I wasn’t going to mention it until Denise Howell wrote about Fenwick & Wests’ sponsorship of the Web 2.0 conference.

Silicon Valley law firm Fenwick & West paid a lot of money to be a Gold sponsor of this year’s Web 2.0 conference, which among other things bought it the chance to put a flyer in the official conference bag. Interestingly, that flyer doesn’t focus as one might expect on the firm’s …more traditional practice areas. Instead, it mines for business by steering the attendees’ attention to a year old article on the legal risks and rewards of blogs and blogging:

With the proliferation of weblogs or ‘blogs,’ companies find themselves faced with a new forum for employee conduct that poses both risks and rewards…

Fenwick does not publish any blogs that I know of. Tell me if I am wrong guys but a Google and Technorati search did not pull up anything. How can a law firm targeting innovative companies who are publishing blogs seek work relating to the issue of blogs when the firm does not publish blogs?

Furthermore, sharing a year old 7 or 8 page law review type article discussing blogs in such a way that would likely turn off any non law review type blogger (assuming I found the right one buried in a pdf on the firm’s site), is no way to connect with the target audience at Web 2.0.

I know a law firm does not need to make widgets to give legal advice to a widget company.
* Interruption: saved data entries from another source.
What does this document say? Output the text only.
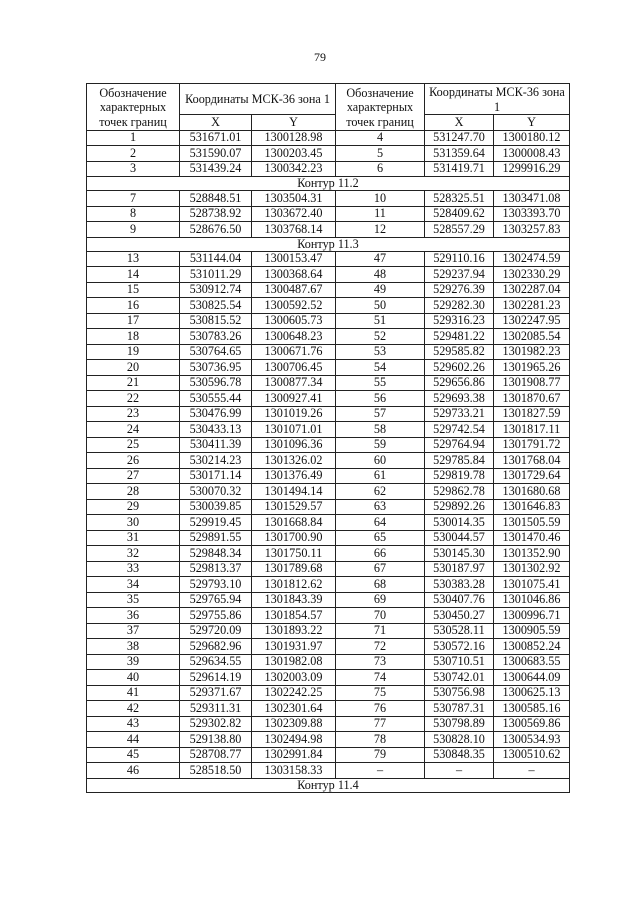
79
Обозначение характерных точек границ	Координаты МСК-36 зона 1		Обозначение характерных точек границ	Координаты МСК-36 зона 1	
	X	Y		X	Y
1	531671.01	1300128.98	4	531247.70	1300180.12
2	531590.07	1300203.45	5	531359.64	1300008.43
3	531439.24	1300342.23	6	531419.71	1299916.29
Контур 11.2					
7	528848.51	1303504.31	10	528325.51	1303471.08
8	528738.92	1303672.40	11	528409.62	1303393.70
9	528676.50	1303768.14	12	528557.29	1303257.83
Контур 11.3					
13	531144.04	1300153.47	47	529110.16	1302474.59
14	531011.29	1300368.64	48	529237.94	1302330.29
15	530912.74	1300487.67	49	529276.39	1302287.04
16	530825.54	1300592.52	50	529282.30	1302281.23
17	530815.52	1300605.73	51	529316.23	1302247.95
18	530783.26	1300648.23	52	529481.22	1302085.54
19	530764.65	1300671.76	53	529585.82	1301982.23
20	530736.95	1300706.45	54	529602.26	1301965.26
21	530596.78	1300877.34	55	529656.86	1301908.77
22	530555.44	1300927.41	56	529693.38	1301870.67
23	530476.99	1301019.26	57	529733.21	1301827.59
24	530433.13	1301071.01	58	529742.54	1301817.11
25	530411.39	1301096.36	59	529764.94	1301791.72
26	530214.23	1301326.02	60	529785.84	1301768.04
27	530171.14	1301376.49	61	529819.78	1301729.64
28	530070.32	1301494.14	62	529862.78	1301680.68
29	530039.85	1301529.57	63	529892.26	1301646.83
30	529919.45	1301668.84	64	530014.35	1301505.59
31	529891.55	1301700.90	65	530044.57	1301470.46
32	529848.34	1301750.11	66	530145.30	1301352.90
33	529813.37	1301789.68	67	530187.97	1301302.92
34	529793.10	1301812.62	68	530383.28	1301075.41
35	529765.94	1301843.39	69	530407.76	1301046.86
36	529755.86	1301854.57	70	530450.27	1300996.71
37	529720.09	1301893.22	71	530528.11	1300905.59
38	529682.96	1301931.97	72	530572.16	1300852.24
39	529634.55	1301982.08	73	530710.51	1300683.55
40	529614.19	1302003.09	74	530742.01	1300644.09
41	529371.67	1302242.25	75	530756.98	1300625.13
42	529311.31	1302301.64	76	530787.31	1300585.16
43	529302.82	1302309.88	77	530798.89	1300569.86
44	529138.80	1302494.98	78	530828.10	1300534.93
45	528708.77	1302991.84	79	530848.35	1300510.62
46	528518.50	1303158.33	–	–	–
Контур 11.4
But blogs, podcasts, vlogs and other new media tools require some level of understanding to walk the talk.

What say you guys listed at the Press Pass Page on the Fenwick website – Rob Kahn, Business Development Manager, and Outside Media Contact, Elizabeth Lampert of Elizabeth Lampert PR? How do you market regarding blog related work without using blogs? When will Fenwick move to blogs as a way to market itself to innovative tech companies?